Vitamin B12 and Vegetarianism

Código SN07-E0005-I

VIEW:425 DATA:2020-03-20

 

 

Synthesis of B12 cofactor cobinamide and 14C-DMB during growth on ethanolamine. S. enterica CobTUSC and EutT enzymes catalyze the synthesis of adenosylcobalamin (25, 26). Growth ethanolamine proceeds through EutBC ethanolamine ammonia lyase, requires adenosylcobalamina to catalyze the formation of acetaldehyde from ethanolamine.

   

    Vitamins are natural substances found in plants and animals. Your body uses these substances to stay healthy and help its many functions. There are two types of vitamins: Water Soluble and Fat Soluble.
    Water-soluble and fat-soluble vitamins are different in their absorption by the body. Water-soluble vitamins are easily absorbed by the body because they are hydrolyzed, that is dissolved by water and easily absorbed by the blood.
    Since fat-soluble vitamins receive bile acids, i.e. for the green liquid released in the duodenum gallbladder to emulsify fats region of vitamins to be absorbed by the body.
    The human body does not store large amounts of water-soluble vitamins.
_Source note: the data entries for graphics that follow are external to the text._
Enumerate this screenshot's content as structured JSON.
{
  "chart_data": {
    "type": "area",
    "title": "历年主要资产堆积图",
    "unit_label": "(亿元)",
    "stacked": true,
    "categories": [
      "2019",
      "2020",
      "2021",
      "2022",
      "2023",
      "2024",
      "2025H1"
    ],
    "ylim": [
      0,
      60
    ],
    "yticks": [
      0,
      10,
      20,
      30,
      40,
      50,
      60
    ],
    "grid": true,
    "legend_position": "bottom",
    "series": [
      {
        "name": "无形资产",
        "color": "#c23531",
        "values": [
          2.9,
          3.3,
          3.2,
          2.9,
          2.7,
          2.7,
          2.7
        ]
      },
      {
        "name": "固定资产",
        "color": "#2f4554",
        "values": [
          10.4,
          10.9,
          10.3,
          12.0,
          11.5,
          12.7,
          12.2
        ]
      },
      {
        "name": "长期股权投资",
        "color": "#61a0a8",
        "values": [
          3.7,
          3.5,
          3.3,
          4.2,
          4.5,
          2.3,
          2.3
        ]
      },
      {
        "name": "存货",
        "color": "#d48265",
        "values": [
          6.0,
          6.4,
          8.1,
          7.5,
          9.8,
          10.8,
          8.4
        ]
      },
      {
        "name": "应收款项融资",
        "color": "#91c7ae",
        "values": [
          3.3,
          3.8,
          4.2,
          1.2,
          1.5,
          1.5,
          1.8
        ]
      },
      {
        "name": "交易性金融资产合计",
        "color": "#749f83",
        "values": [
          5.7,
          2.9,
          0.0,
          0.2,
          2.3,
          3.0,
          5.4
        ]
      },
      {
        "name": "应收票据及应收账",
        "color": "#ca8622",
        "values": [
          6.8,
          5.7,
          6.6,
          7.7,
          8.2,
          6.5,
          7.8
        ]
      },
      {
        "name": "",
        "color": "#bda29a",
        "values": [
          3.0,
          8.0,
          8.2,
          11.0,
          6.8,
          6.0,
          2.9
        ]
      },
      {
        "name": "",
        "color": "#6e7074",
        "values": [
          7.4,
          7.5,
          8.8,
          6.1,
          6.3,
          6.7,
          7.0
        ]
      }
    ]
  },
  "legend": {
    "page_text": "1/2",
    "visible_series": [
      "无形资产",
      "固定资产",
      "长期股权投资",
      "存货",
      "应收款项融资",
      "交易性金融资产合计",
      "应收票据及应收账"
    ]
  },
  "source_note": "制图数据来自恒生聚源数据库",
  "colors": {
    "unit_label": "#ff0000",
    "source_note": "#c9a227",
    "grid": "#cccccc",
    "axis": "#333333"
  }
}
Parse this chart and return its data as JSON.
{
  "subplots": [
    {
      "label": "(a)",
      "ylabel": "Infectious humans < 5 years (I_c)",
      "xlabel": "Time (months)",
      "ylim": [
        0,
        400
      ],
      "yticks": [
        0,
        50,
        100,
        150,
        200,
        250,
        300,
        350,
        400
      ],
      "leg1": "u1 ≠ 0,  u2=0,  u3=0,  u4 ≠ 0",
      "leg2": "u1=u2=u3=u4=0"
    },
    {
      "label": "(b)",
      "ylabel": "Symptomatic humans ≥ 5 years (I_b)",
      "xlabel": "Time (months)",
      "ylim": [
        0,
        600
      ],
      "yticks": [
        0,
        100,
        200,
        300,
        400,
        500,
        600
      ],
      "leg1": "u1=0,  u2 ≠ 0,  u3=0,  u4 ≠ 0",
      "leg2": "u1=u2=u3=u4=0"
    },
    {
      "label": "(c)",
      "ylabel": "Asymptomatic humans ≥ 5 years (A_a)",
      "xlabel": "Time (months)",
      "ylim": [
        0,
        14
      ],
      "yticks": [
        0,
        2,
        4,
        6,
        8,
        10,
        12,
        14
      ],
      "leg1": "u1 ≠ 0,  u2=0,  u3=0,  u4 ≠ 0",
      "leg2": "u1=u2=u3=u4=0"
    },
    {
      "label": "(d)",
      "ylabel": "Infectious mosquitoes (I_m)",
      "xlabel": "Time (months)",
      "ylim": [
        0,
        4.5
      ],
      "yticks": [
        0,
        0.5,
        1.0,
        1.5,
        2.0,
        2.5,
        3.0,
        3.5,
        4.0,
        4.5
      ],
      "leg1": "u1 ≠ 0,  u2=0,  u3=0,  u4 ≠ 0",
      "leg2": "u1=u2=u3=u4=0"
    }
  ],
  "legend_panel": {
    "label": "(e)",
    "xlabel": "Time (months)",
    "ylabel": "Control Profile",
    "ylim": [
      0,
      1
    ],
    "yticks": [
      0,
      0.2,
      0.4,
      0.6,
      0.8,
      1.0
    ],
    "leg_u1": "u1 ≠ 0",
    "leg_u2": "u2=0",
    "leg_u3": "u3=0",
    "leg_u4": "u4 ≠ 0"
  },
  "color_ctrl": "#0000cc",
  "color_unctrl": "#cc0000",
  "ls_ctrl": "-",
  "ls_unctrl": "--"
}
Water-soluble vitamins that the human body needs are not eliminated by the kidneys in urine.
    Unlike water-soluble vitamins, fat-soluble are not expelled in the urine, but particularly they accumulate and store in liver, and other tissues of the body and can occur being stored on both the liver and of the kidney forming a fatty layer on these organs.
    Due to the storage of vitamins, a vitamin B12 deficiency may only manifest after 5 or 6 years of inadequate diet.
    The amount of vitamin B12 that the body needs is really very small, probably only 2 mcg per day. Unfortunately, the vitamin B12 is not absorbed very well.

What foods rich in vitamin B12 can do for you?

    1. To assist in the production of red blood cells and prevent anemia;
    2. Allow the nerve cells develop properly;
    3. helping cells metabolize protein, carbohydrate and fat.


Events that may indicate the need for more foods rich in vitamin B12?

  • Red tongue or sore

  • Tingling or numbness in the feet

  • Jitters

  • Palpitations

  • Depression

  • Memory Problems


    Vitamin B12 is one of the most controversial vitamin B family of vitamins collectively known as the "B-complex". Although the complete chemical structure of B12 was not identified until 1960, two scientists had been awarded the Nobel Prize for research involving this vitamin.
    The first of these prize was awarded in 1934, involved the discovery that a food (liver, a very rich source of B12) could be used to treat a particular type of anemia (inability of blood flow to carry oxygen) called pernicious anemia . The second award came thirty years later when chemists understand the exact structure of this important vitamin.
    Vitamin B12 is unusual with regard to their origins. While most vitamins may be made by a wide variety of plants and specific animals, no plant or animal proved capable of producing B12, and exclusive source of this vitamin seems tiny microorganisms such as bacteria, yeasts, fungi and algae.
    Since most of the vitamins B12 can pass by a variety of forms and can have a variety of names. The names for B12 include: cobalamin nitratocobalamina and cyanocobalamin. Each of these designations contains the word "cobalt" because the mineral cobalt is found in the center of the vitamin.

    Another unusual aspect of B12 and that she and dependent on a second substance called intrinsic factor, to make your way Tract Gastro-intestinal to the body. Without intrinsic factor, which is a single protein made in the stomach, vitamin B12 can not have access to the rest of the body where it is needed.

 

What are the functions of vitamin B12 and how it works?

    - Formation of Red Blood Cells:
    Perhaps the best known function of B12 is its role in the development of red blood cells, as the cells mature, they require information provided by the DNA molecules, without the B12 DNA synthesis becomes defective and information needed for the formation of red blood cells is compromised and distorted, so the body itself detects the bad formation of these cells and destroy them, so it's important vitamin B12 so that the red cells are perfectly produced for use in blood oxygen transport by bloodstream among other functions.

    - Development of nerve cells:
    A second function of B12 also important, but less clearly understood than the first is its participation in the development of nerve cells. A layer covering the nerves, is formed with less success when there are vitamin B12 deficiency. Although this vitamin indirectly participate in the process, the B12 supplement was effective in relieving pain and other symptoms in a number of diseases of the nervous system.

    - Other roles of vitamin B12:
    The protein depends on B12 to properly circulate through the body. Many of the vital components of the protein becomes unavailable for use in the absence of B12, so the consumption of vitamin B12 is important for humans the ratio of the RDA of each age group.